Hopefully some others will send money your way.
All the best !

[quote]BHappy wrote:
furo wrote
" I think it was just mentioned somewhere that sometimes that’s what some guys did. I believe some of the guys trained by Vince Gironda did that.

I think the standard progression for this routine is to add weight once you can hit the given sets and reps with the given rest period. "

I do not mean any disrespect but i think his interpretation is all wrong.
That sounds like 10 X 10 GVT.
We should reach " the given sets and reps with the given rest period. "
from day 1 with any luck(meaning we selected the right weight). Since the reps should be constant we can shorten rests instead of let’s say adding reps. If you find your weight selection was too heavy you might do longer rests or less reps.
Never reach physical failure.
You will be training soon. Eat small portions frequently if that image helps you. Do not get in a buffet style frame of mind.
It took me time to " get in the groove " but today i might say:

  • pick a light weight
  • do 2 sets of 12 to warm up
  • forget about adding weight for your next 4-6 work sets.
  • find a short enough rest time so you feel you are working out not just using baby weights filming some fake video.
    First i posted about how i modified reps # and i was suggested use the 12 reps constantly and use the same weight constantly. I am glad that i listened. You will know when to add weight you brain will ask why rest?

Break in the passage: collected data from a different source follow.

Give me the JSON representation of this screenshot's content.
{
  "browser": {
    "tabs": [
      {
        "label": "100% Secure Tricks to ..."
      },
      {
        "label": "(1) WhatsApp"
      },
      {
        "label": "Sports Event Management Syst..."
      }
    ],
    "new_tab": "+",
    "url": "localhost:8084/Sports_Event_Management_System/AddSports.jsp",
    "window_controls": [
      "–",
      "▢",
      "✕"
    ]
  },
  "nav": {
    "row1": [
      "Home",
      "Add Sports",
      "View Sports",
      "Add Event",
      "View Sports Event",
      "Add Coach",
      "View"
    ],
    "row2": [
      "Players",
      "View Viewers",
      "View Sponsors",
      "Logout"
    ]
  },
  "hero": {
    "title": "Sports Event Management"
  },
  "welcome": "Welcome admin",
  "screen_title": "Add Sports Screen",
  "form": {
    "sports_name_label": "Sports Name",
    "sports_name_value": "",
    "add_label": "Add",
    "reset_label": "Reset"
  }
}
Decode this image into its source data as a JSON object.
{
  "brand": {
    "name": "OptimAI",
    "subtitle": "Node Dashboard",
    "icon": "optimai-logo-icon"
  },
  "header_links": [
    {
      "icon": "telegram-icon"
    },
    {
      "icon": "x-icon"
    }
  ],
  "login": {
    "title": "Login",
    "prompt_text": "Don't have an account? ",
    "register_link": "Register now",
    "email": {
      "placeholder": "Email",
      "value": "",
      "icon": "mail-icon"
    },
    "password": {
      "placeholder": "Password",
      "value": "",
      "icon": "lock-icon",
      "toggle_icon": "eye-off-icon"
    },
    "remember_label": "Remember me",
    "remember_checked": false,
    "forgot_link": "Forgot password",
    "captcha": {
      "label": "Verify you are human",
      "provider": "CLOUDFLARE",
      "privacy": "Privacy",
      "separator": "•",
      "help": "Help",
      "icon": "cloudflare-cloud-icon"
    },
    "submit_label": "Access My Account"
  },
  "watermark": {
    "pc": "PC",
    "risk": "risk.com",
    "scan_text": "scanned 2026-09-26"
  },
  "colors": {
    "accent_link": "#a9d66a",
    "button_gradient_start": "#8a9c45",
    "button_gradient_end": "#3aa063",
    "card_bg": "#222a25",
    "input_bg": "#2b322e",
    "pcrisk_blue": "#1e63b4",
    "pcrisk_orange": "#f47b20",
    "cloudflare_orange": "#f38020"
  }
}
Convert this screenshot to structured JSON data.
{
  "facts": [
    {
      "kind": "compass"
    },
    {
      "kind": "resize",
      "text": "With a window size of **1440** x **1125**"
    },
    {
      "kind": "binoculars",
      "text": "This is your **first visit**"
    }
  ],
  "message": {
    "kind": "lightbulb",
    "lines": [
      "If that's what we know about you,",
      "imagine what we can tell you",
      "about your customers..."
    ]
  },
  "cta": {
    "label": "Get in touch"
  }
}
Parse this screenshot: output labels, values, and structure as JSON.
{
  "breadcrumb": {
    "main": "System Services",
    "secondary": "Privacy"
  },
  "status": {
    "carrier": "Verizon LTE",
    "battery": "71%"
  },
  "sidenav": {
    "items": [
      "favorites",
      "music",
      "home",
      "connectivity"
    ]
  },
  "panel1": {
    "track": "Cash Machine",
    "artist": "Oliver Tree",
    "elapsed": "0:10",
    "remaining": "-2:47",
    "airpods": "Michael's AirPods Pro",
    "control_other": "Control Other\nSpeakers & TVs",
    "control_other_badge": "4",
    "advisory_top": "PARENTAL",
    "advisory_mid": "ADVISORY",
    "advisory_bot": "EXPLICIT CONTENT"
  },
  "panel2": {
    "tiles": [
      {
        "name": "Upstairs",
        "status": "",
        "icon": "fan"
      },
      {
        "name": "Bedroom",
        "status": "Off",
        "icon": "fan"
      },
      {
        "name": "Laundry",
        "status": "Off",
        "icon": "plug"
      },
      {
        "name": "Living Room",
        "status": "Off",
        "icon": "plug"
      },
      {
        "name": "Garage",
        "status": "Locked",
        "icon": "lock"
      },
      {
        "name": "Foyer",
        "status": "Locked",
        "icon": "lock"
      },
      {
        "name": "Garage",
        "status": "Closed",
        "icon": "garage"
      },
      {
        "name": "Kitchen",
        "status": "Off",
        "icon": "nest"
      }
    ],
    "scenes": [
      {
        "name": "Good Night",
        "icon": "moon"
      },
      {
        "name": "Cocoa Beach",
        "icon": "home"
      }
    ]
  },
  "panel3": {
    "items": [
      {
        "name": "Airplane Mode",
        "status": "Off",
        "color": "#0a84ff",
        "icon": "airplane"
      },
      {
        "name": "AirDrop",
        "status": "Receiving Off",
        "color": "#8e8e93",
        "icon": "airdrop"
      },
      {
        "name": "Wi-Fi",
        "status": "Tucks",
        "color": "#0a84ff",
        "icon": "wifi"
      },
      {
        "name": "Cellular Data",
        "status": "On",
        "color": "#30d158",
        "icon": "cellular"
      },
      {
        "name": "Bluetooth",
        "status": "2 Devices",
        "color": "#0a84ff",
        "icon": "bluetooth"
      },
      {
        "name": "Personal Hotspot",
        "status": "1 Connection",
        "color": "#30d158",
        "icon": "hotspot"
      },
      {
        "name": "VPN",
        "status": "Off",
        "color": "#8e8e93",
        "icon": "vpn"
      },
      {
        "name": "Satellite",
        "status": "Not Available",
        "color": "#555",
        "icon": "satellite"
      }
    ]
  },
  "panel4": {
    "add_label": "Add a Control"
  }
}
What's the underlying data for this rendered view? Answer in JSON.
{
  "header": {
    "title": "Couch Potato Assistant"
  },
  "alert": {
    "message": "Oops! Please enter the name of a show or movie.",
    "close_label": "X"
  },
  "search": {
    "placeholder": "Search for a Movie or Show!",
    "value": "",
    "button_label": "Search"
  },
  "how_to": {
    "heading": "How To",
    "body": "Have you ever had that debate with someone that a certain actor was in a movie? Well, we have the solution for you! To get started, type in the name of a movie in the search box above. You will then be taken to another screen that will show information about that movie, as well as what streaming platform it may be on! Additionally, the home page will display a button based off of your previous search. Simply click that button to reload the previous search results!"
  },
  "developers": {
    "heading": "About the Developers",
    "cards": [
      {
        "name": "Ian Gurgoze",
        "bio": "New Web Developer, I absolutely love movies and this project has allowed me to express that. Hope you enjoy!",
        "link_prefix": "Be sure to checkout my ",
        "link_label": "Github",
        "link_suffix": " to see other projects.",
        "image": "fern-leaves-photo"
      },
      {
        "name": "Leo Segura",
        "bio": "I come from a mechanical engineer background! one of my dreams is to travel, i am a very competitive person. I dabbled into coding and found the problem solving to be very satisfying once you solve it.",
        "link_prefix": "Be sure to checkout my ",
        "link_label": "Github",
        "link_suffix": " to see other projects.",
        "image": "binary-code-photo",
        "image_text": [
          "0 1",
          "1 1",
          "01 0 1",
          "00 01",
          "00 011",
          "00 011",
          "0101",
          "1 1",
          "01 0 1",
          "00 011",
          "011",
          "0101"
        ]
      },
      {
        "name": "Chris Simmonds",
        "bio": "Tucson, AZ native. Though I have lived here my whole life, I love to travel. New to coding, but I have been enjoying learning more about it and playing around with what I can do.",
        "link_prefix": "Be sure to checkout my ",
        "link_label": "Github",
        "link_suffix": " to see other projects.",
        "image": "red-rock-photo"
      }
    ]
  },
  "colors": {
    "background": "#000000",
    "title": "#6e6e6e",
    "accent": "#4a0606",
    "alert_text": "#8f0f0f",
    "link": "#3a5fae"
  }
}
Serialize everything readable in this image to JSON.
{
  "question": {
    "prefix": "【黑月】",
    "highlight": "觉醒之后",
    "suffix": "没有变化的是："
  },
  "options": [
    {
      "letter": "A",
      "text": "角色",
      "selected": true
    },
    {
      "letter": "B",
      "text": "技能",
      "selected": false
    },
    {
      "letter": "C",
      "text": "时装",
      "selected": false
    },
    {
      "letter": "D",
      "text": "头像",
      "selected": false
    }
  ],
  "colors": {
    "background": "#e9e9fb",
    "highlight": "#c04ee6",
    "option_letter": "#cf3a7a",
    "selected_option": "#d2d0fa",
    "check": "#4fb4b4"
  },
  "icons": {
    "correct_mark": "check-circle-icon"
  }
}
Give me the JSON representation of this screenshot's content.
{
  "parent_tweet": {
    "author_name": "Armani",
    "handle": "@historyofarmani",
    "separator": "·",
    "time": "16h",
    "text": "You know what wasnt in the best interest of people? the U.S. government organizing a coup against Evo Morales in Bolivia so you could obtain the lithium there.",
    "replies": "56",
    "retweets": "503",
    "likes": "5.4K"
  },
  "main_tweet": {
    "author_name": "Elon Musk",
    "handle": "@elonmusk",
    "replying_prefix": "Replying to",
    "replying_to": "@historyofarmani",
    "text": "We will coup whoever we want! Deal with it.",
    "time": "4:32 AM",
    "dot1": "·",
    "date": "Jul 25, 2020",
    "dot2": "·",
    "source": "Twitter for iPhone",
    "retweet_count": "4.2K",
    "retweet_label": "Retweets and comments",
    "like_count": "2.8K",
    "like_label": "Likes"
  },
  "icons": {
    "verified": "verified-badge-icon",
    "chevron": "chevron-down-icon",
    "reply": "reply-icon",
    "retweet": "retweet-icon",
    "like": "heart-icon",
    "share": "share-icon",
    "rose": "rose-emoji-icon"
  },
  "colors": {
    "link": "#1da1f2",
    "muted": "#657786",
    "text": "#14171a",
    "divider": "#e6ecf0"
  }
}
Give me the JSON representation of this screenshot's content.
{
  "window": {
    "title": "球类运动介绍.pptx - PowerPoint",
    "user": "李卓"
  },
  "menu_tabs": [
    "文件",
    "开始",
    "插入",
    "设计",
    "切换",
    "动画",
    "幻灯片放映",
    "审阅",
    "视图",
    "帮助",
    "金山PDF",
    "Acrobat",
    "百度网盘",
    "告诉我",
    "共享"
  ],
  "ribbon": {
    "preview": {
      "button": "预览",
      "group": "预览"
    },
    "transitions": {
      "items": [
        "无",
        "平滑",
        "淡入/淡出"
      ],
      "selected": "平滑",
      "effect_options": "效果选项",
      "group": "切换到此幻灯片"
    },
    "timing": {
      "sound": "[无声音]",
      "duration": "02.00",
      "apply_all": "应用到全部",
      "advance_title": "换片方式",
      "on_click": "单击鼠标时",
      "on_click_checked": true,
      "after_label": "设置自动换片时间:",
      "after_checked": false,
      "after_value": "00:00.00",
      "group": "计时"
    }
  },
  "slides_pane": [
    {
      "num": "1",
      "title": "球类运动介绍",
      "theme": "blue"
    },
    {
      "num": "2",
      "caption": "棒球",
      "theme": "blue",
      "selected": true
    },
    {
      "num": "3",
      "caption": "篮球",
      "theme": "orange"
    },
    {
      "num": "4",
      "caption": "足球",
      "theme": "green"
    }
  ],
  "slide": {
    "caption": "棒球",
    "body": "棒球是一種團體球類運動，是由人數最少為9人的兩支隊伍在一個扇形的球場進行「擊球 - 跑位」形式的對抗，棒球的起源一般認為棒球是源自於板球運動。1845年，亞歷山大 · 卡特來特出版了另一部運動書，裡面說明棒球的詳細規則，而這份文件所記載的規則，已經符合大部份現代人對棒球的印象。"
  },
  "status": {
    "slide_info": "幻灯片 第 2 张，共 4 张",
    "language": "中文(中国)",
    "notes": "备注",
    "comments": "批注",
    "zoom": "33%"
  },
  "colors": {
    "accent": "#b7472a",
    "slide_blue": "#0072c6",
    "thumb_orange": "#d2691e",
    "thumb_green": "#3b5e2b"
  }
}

Personally i try to start with the minimum suggested rests times 30/60 sec(legs), cut down to 25, 20, 15, 12, why rest ? Well i answer to sip water so i am forced to add weight.
This was a good deal !
I gave you my 2 cents for free.
Hopefully some others will send money your way.
All the best !

[/quote]

In the article it says:

“Serge rested between 30 seconds to one minute between upper body exercises and between one to two minutes on lower body exercises. Occasionally, he would start paring down rest periods by 15 seconds every two weeks to get more work in during a shorter amount of time.”

To me that sounds like lowering the rest periods wasn’t his standard form of progression, it was just something he did every now and again.

It also says:

“Serge always did 6 or more sets of 12 reps, using a weight for the first set he could likely lift for 20 reps”

Now it says he always did 12 reps (I’m sure there would be a little variation, but that’s what it says). If you keep the rest periods and reps relatively constant, as it says, the only obvious way to progress would be to add weight. That’s my interpretation anyway.

I appreciate that you have found something that works for you, but I was just trying to convey what I believe the original article says.

Bradley Joe Kelly, if you read this, it would be nice to hear your thoughts on progression on this programme.